Guru Gembul ini dikenal aktif berbicara tentang berbagai topik yang sangat luas mulai dari ilmu agama, sejarah, sains, hingga filsafat. Meski topik-topik tersebut memiliki cakupan yang kompleks dan mendalam, Guru Gembul kerap kali mengangkatnya dengan cara yang terkesan asal-asalan dan tanpa dukungan referensi yang memadai. Kondisi ini menimbulkan pertanyaan mengenai apakah ia sebenarnya berbicara di luar kapasitasnya sebagai seorang guru PKN dan sejarah?

Pada tahun 2023, Guru Gembul menuai kontroversi setelah mengkritik pendidikan di Indonesia dalam gelar wicara di BTV. Lima aktivis pendidikan melayangkan somasi karena menilai kritiknya terhadap kompetensi guru melecehkan profesi tersebut.

Advertisement

Guru Gembul kemudian mengklarifikasi bahwa kritiknya ditujukan pada Lembaga Pendidikan dan Tenaga Kependidikan (LPTK), bukan pada individu guru. Masalah ini akhirnya diselesaikan dengan damai.

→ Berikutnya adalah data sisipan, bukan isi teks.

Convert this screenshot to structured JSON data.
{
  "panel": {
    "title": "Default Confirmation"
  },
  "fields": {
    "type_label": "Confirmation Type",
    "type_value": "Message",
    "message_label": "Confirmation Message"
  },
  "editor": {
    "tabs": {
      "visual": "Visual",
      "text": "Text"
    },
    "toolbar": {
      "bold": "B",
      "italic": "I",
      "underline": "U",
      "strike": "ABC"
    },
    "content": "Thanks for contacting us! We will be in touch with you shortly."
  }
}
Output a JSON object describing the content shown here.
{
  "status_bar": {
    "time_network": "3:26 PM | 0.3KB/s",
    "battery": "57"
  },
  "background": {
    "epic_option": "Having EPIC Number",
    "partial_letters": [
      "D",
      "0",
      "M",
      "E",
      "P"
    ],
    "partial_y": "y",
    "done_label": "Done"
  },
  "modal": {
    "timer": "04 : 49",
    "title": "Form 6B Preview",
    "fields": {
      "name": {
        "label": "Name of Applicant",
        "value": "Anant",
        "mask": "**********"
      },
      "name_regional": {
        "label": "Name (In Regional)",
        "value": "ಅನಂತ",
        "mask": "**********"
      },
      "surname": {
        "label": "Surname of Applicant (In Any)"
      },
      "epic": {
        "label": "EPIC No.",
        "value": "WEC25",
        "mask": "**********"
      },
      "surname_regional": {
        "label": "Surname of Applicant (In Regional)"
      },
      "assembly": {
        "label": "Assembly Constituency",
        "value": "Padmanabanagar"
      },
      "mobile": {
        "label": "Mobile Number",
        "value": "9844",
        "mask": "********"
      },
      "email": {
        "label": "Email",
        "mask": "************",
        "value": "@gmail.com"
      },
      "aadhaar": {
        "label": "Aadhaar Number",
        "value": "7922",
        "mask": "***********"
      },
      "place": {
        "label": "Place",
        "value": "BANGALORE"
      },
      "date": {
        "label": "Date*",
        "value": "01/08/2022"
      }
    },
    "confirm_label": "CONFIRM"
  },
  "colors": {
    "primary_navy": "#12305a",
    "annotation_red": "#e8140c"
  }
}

Di tahun 2024, Guru Gembul kembali memicu kontroversi dengan menyatakan bahwa sistem indrawi manusia tidak layak menjadi sumber informasi terpercaya. Pernyataan ini ditanggapi oleh Abdul Muin Banyal, yang menegaskan bahwa meski indra manusia terbatas, keterbatasan ini justru mendorong inovasi dalam menciptakan alat bantu untuk memperluas kemampuan indra, yang tetap mengandalkan observasi manusia. Bukan berarti indra manusia tidak dapat dijadikan sumber informasi

Belakangan ini, Guru Gembul juga terlibat dalam kontroversi dengan beberapa habib atau habaib terkait masalah nasab Ba’alawi—sebuah topik yang cukup sensitif dalam diskursus Islam. Kemudian baru-baru ini, dalam pernyataannya, Guru Gembul menantang publik dengan argumen bahwa akidah tidak dapat dibuktikan secara ilmiah.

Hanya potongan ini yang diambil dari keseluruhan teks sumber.